Scapegoat

An innocent person deliberately blamed for wrongdoing, usually by the guilty parties.

This always seemed like a strange word to me: why a goat? The concept originally comes from the Bible, from the Book of Leviticus, when a goat is designated to take on the sins of the people and be cast out into the desert, thus freeing the people from their sins.

The actual word scapegoat seems to have entered the English language in the 16th century, with scape deriving from escape, i.e. the scapegoat allows the guilty to escape punishment.

People seem to have always wanted to escape punishment for their sins, understandably enough. In the Middle Ages, Catholics could pay the Church for indulgences, a reduction in punishment in the afterlife for sins committed in life.

A similar concept to a scapegoat is a sin-eater. This individual can be found in the funeral customs of  a variety of cultures.
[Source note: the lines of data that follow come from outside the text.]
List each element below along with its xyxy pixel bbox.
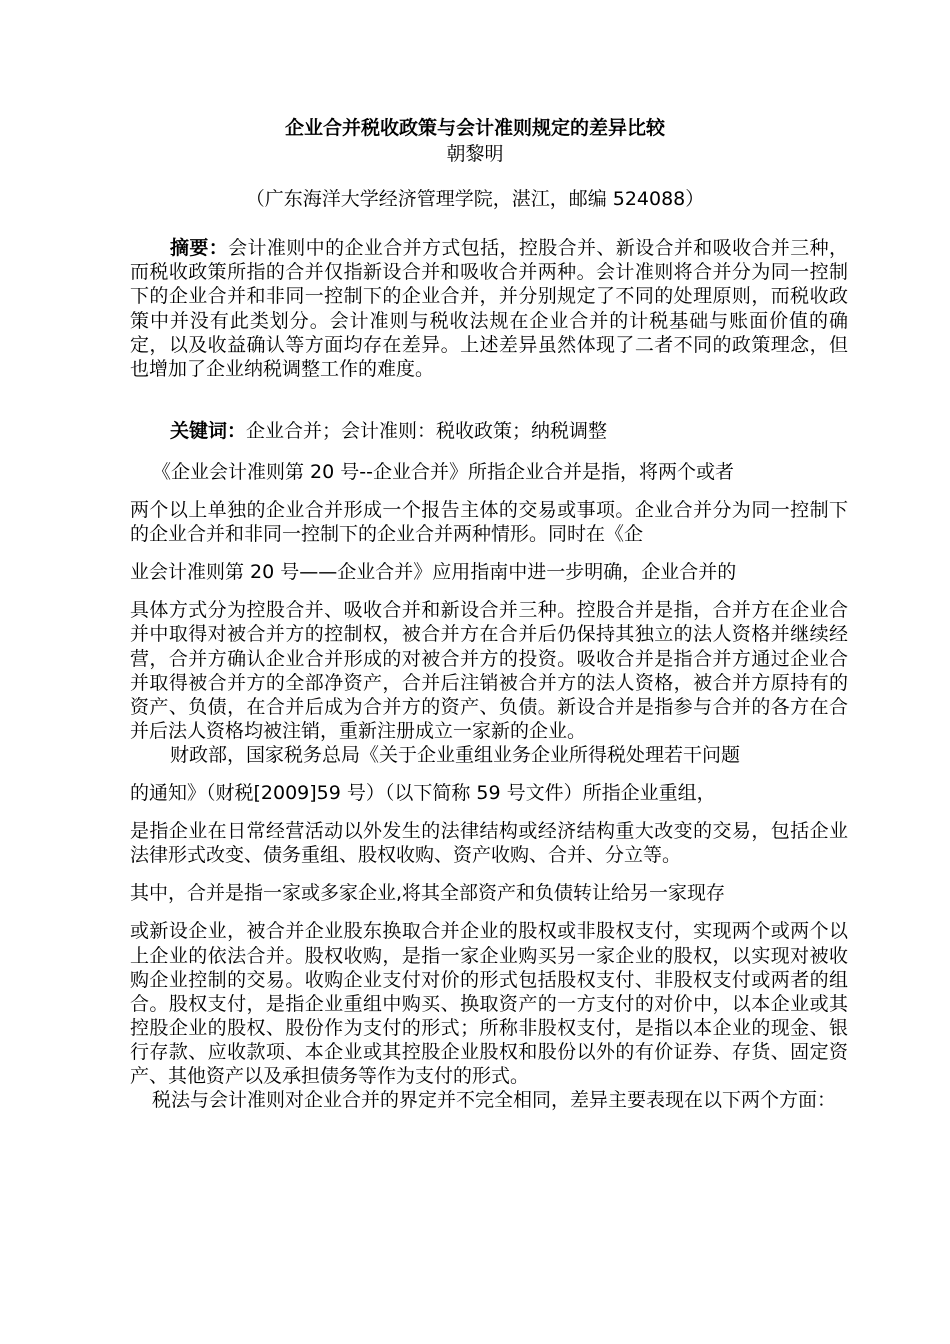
body-paragraph: 两个以上单独的企业合并形成一个报告主体的交易或事项。企业合并分为同一控制下的企业合并和非同一控制下的企业合并两种情形。同时在《企 — [130, 499, 848, 546]
body-paragraph: 财政部，国家税务总局《关于企业重组业务企业所得税处理若干问题 — [170, 743, 741, 766]
author-affiliation: （广东海洋大学经济管理学院，湛江，邮编 524088） — [245, 188, 705, 210]
body-paragraph: 业会计准则第 20 号——企业合并》应用指南中进一步明确，企业合并的 — [130, 561, 737, 584]
keywords-label: 关键词： — [170, 420, 247, 442]
author-name: 朝黎明 — [446, 143, 504, 165]
keywords — [130, 418, 848, 444]
body-paragraph: 税法与会计准则对企业合并的界定并不完全相同，差异主要表现在以下两个方面： — [152, 1089, 837, 1112]
abstract — [130, 236, 848, 381]
body-paragraph: 其中，合并是指一家或多家企业,将其全部资产和负债转让给另一家现存 — [130, 882, 726, 905]
paper-title: 企业合并税收政策与会计准则规定的差异比较 — [284, 117, 665, 139]
body-paragraph: 具体方式分为控股合并、吸收合并和新设合并三种。控股合并是指，合并方在企业合并中取得对被合并方的控制权，被合并方在合并后仍保持其独立的法人资格并继续经营，合并方确认企业合并形成的对被合并方的投资。吸收合并是指合并方通过企业合并取得被合并方的全部净资产，合并后注销被合并方的法人资格，被合并方原持有的资产、负债，在合并后成为合并方的资产、负债。新设合并是指参与合并的各方在合并后法人资格均被注销，重新注册成立一家新的企业。 — [130, 599, 848, 742]
body-paragraph: 是指企业在日常经营活动以外发生的法律结构或经济结构重大改变的交易，包括企业法律形式改变、债务重组、股权收购、资产收购、合并、分立等。 — [130, 820, 848, 867]
body-paragraph: 《企业会计准则第 20 号--企业合并》所指企业合并是指，将两个或者 — [152, 461, 734, 483]
body-text — [130, 460, 848, 1112]
abstract-text: 会计准则中的企业合并方式包括，控股合并、新设合并和吸收合并三种，而税收政策所指的合并仅指新设合并和吸收合并两种。会计准则将合并分为同一控制下的企业合并和非同一控制下的企业合并，并分别规定了不同的处理原则，而税收政策中并没有此类划分。会计准则与税收法规在企业合并的计税基础与账面价值的确定，以及收益确认等方面均存在差异。上述差异虽然体现了二者不同的政策理念，但也增加了企业纳税调整工作的难度。 — [130, 237, 848, 381]
body-paragraph: 或新设企业，被合并企业股东换取合并企业的股权或非股权支付，实现两个或两个以上企业的依法合并。股权收购，是指一家企业购买另一家企业的股权，以实现对被收购企业控制的交易。收购企业支付对价的形式包括股权支付、非股权支付或两者的组合。股权支付，是指企业重组中购买、换取资产的一方支付的对价中，以本企业或其控股企业的股权、股份作为支付的形式；所称非股权支付，是指以本企业的现金、银行存款、应收款项、本企业或其控股企业股权和股份以外的有价证券、存货、固定资产、其他资产以及承担债务等作为支付的形式。 — [130, 920, 848, 1087]
body-paragraph: 的通知》（财税[2009]59 号）（以下简称 59 号文件）所指企业重组， — [130, 782, 716, 805]
keywords-text: 企业合并；会计准则：税收政策；纳税调整 — [246, 420, 608, 442]
abstract-label: 摘要： — [170, 237, 229, 259]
They were a person who would be paid by the family of a dead person to eat a meal representing the sins of the deceased, thus freeing them from being punished in the afterlife.

Even though the practice can be traced back to various ancient cultures, references to it occurring can be found in accounts of funeral practices in England in the 1890s.

It seems like wanting to avoid paying the consequences for our actions has always been a universal feeling. Still, at least we’re not blaming the poor innocent goats anymore.